V. – L’article L. 212‑9 du code du sport est complété par un alinéa ainsi rédigé :

« La détention du certificat d’honorabilité pour l’enfance est exigée pour tout encadrant d’activité sportive auprès de mineurs, y compris bénévole, saisonnier, prestataire ou intervenant occasionnel. »
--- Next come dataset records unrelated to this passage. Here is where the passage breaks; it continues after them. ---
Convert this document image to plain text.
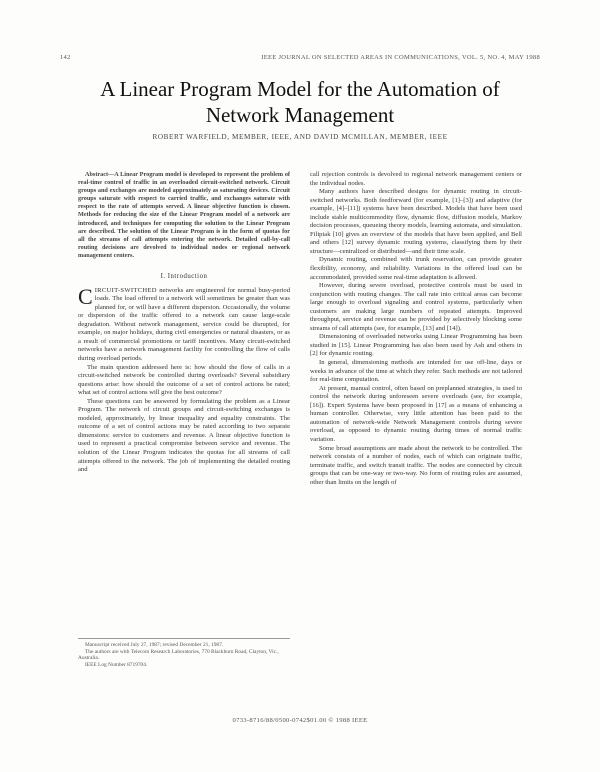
142	IEEE JOURNAL ON SELECTED AREAS IN COMMUNICATIONS, VOL. 5, NO. 4, MAY 1988
A Linear Program Model for the Automation of
Network Management
ROBERT WARFIELD, MEMBER, IEEE, AND DAVID MCMILLAN, MEMBER, IEEE

Abstract—A Linear Program model is developed to represent the problem of real-time control of traffic in an overloaded circuit-switched network. Circuit groups and exchanges are modeled approximately as saturating devices. Circuit groups saturate with respect to carried traffic, and exchanges saturate with respect to the rate of attempts served. A linear objective function is chosen. Methods for reducing the size of the Linear Program model of a network are introduced, and techniques for computing the solution to the Linear Program are described. The solution of the Linear Program is in the form of quotas for all the streams of call attempts entering the network. Detailed call-by-call routing decisions are devolved to individual nodes or regional network management centers.

I. Introduction

CIRCUIT-SWITCHED networks are engineered for normal busy-period loads. The load offered to a network will sometimes be greater than was planned for, or will have a different dispersion. Occasionally, the volume or dispersion of the traffic offered to a network can cause large-scale degradation. Without network management, service could be disrupted, for example, on major holidays, during civil emergencies or natural disasters, or as a result of commercial promotions or tariff incentives. Many circuit-switched networks have a network management facility for controlling the flow of calls during overload periods.

The main question addressed here is: how should the flow of calls in a circuit-switched network be controlled during overloads? Several subsidiary questions arise: how should the outcome of a set of control actions be rated; what set of control actions will give the best outcome?

These questions can be answered by formulating the problem as a Linear Program. The network of circuit groups and circuit-switching exchanges is modeled, approximately, by linear inequality and equality constraints. The outcome of a set of control actions may be rated according to two separate dimensions: service to customers and revenue. A linear objective function is used to represent a practical compromise between service and revenue. The solution of the Linear Program indicates the quotas for all streams of call attempts offered to the network. The job of implementing the detailed routing and

Manuscript received July 27, 1987; revised December 21, 1987.
The authors are with Telecom Research Laboratories, 770 Blackburn Road, Clayton, Vic., Australia.
IEEE Log Number 8719704.

call rejection controls is devolved to regional network management centers or the individual nodes.

Many authors have described designs for dynamic routing in circuit-switched networks. Both feedforward (for example, [1]–[3]) and adaptive (for example, [4]–[11]) systems have been described. Models that have been used include stable multicommodity flow, dynamic flow, diffusion models, Markov decision processes, queueing theory models, learning automata, and simulation. Filipiak [10] gives an overview of the models that have been applied, and Bell and others [12] survey dynamic routing systems, classifying them by their structure—centralized or distributed—and their time scale.

Dynamic routing, combined with trunk reservation, can provide greater flexibility, economy, and reliability. Variations in the offered load can be accommodated, provided some real-time adaptation is allowed.

However, during severe overload, protective controls must be used in conjunction with routing changes. The call rate into critical areas can become large enough to overload signaling and control systems, particularly when customers are making large numbers of repeated attempts. Improved throughput, service and revenue can be provided by selectively blocking some streams of call attempts (see, for example, [13] and [14]).

Dimensioning of overloaded networks using Linear Programming has been studied in [15]. Linear Programming has also been used by Ash and others in [2] for dynamic routing.

In general, dimensioning methods are intended for use off-line, days or weeks in advance of the time at which they refer. Such methods are not tailored for real-time computation.

At present, manual control, often based on preplanned strategies, is used to control the network during unforeseen severe overloads (see, for example, [16]). Expert Systems have been proposed in [17] as a means of enhancing a human controller. Otherwise, very little attention has been paid to the automation of network-wide Network Management controls during severe overload, as opposed to dynamic routing during times of normal traffic variation.

Some broad assumptions are made about the network to be controlled. The network consists of a number of nodes, each of which can originate traffic, terminate traffic, and switch transit traffic. The nodes are connected by circuit groups that can be one-way or two-way. No form of routing rules are assumed, other than limits on the length of

0733-8716/88/0500-0742$01.00 © 1988 IEEE
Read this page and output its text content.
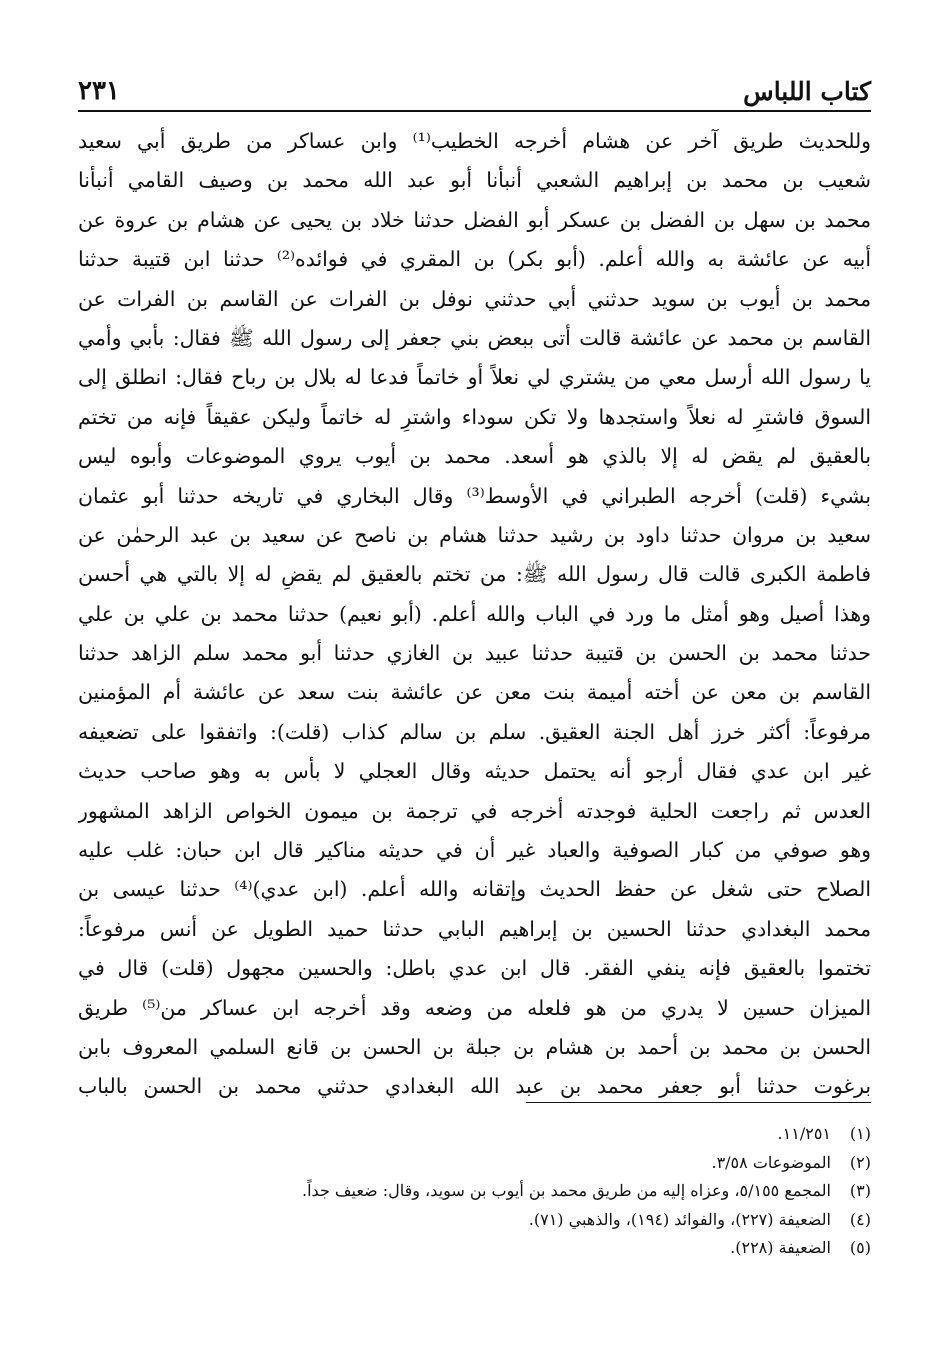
كتاب اللباس
٢٣١
وللحديث طريق آخر عن هشام أخرجه الخطيب⁽¹⁾ وابن عساكر من طريق أبي سعيد
شعيب بن محمد بن إبراهيم الشعبي أنبأنا أبو عبد الله محمد بن وصيف القامي أنبأنا
محمد بن سهل بن الفضل بن عسكر أبو الفضل حدثنا خلاد بن يحيى عن هشام بن عروة عن
أبيه عن عائشة به والله أعلم. (أبو بكر) بن المقري في فوائده⁽²⁾ حدثنا ابن قتيبة حدثنا
محمد بن أيوب بن سويد حدثني أبي حدثني نوفل بن الفرات عن القاسم بن الفرات عن
القاسم بن محمد عن عائشة قالت أتى ببعض بني جعفر إلى رسول الله ﷺ فقال: بأبي وأمي
يا رسول الله أرسل معي من يشتري لي نعلاً أو خاتماً فدعا له بلال بن رباح فقال: انطلق إلى
السوق فاشترِ له نعلاً واستجدها ولا تكن سوداء واشترِ له خاتماً وليكن عقيقاً فإنه من تختم
بالعقيق لم يقض له إلا بالذي هو أسعد. محمد بن أيوب يروي الموضوعات وأبوه ليس
بشيء (قلت) أخرجه الطبراني في الأوسط⁽³⁾ وقال البخاري في تاريخه حدثنا أبو عثمان
سعيد بن مروان حدثنا داود بن رشيد حدثنا هشام بن ناصح عن سعيد بن عبد الرحمٰن عن
فاطمة الكبرى قالت قال رسول الله ﷺ: من تختم بالعقيق لم يقضِ له إلا بالتي هي أحسن
وهذا أصيل وهو أمثل ما ورد في الباب والله أعلم. (أبو نعيم) حدثنا محمد بن علي بن علي
حدثنا محمد بن الحسن بن قتيبة حدثنا عبيد بن الغازي حدثنا أبو محمد سلم الزاهد حدثنا
القاسم بن معن عن أخته أميمة بنت معن عن عائشة بنت سعد عن عائشة أم المؤمنين
مرفوعاً: أكثر خرز أهل الجنة العقيق. سلم بن سالم كذاب (قلت): واتفقوا على تضعيفه
غير ابن عدي فقال أرجو أنه يحتمل حديثه وقال العجلي لا بأس به وهو صاحب حديث
العدس ثم راجعت الحلية فوجدته أخرجه في ترجمة بن ميمون الخواص الزاهد المشهور
وهو صوفي من كبار الصوفية والعباد غير أن في حديثه مناكير قال ابن حبان: غلب عليه
الصلاح حتى شغل عن حفظ الحديث وإتقانه والله أعلم. (ابن عدي)⁽⁴⁾ حدثنا عيسى بن
محمد البغدادي حدثنا الحسين بن إبراهيم البابي حدثنا حميد الطويل عن أنس مرفوعاً:
تختموا بالعقيق فإنه ينفي الفقر. قال ابن عدي باطل: والحسين مجهول (قلت) قال في
الميزان حسين لا يدري من هو فلعله من وضعه وقد أخرجه ابن عساكر من⁽⁵⁾ طريق
الحسن بن محمد بن أحمد بن هشام بن جبلة بن الحسن بن قانع السلمي المعروف بابن
برغوت حدثنا أبو جعفر محمد بن عبد الله البغدادي حدثني محمد بن الحسن بالباب
(١)
١١/٢٥١.
(٢)
الموضوعات ٣/٥٨.
(٣)
المجمع ٥/١٥٥، وعزاه إليه من طريق محمد بن أيوب بن سويد، وقال: ضعيف جداً.
(٤)
الضعيفة (٢٢٧)، والفوائد (١٩٤)، والذهبي (٧١).
(٥)
الضعيفة (٢٢٨).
VI. – Après l’article L.1221‑7 du code du travail, il est inséré un article L. 1221‑8, ainsi rédigé :

« Art. L. 12218. – L’employeur vérifie préalablement à l’embauche ou à l’affectation la détention du certificat d’honorabilité pour l’enfance lorsque des salariés, y compris ceux employés par un particulier employeur ou déclarés au moyen du chèque emploi‑service universel, exercent toute activité mentionnée à l’article L. 133‑6‑1 du code de l’action sociale et des familles. »

Article 2

Après l’article L. 234‑4 du code de la sécurité intérieure, il est inséré un article L. 234‑5 ainsi rédigé :

« Art. L. 2345. – L’État met à disposition une plateforme sécurisée permettant :

« 1° Aux employeurs publics ou privés, y compris les particuliers employeurs, de vérifier la validité du certificat d’honorabilité pour l’enfance ;

« 2° D’accéder, par l’intermédiaire de l’autorité administrative compétente, aux informations légalement communicables issues du fichier judiciaire automatisé des auteurs d’infractions sexuelles ou violentes, strictement nécessaires à l’appréciation de l’aptitude à exercer auprès de mineurs.

« Un décret en Conseil d’État fixe les modalités de consultation, les conditions d’habilitation des utilisateurs et les garanties applicables à la protection des données personnelles. »

Article 3

I. – Après l’article L. 312‑1 du code de l’action sociale et des familles, il est inséré un article L. 312‑1‑1 ainsi rédigé :

« Art. L. 31211. – Toute personne exerçant une activité mentionnée à l’article L. 133‑6‑1 suit une formation obligatoire portant sur :

« 1° La prévention des violences, abus et maltraitances ;

« 2° Les obligations déontologiques liées à l’encadrement des mineurs ;

« 3° Les procédures d’alerte et de signalement.

« Cette formation est dispensée de manière initiale dès l’entrée en fonction. Elle est renouvelée au minimum tous les cinq ans.

« L’employeur ou l’autorité d’agrément veille à l’effectivité de cette formation. »

Un décret en Conseil d’État précise les modalités de mise en œuvre. »

II. – Après le premier alinéa de l’article L. 6321‑1 du code du travail, il est inséré un alinéa ainsi rédigé :

« L’employeur assure la formation prévue à l’article L. 312‑1‑1 du code de l’action sociale et des familles lorsque les salariés exercent auprès de mineurs. »

Article 4

Les obligations prévues par la présente loi entrent en vigueur dans un délai maximal d’un an à compter de sa publication. Un décret en Conseil d’État fixe les mesures transitoires nécessaires à sa mise en œuvre.

Article 5

La charge pour l’État est compensée à due concurrence par la création d’une taxe additionnelle à l’accise sur les tabacs prévue au chapitre IV du titre Ier du livre III du code des impositions sur les biens et services.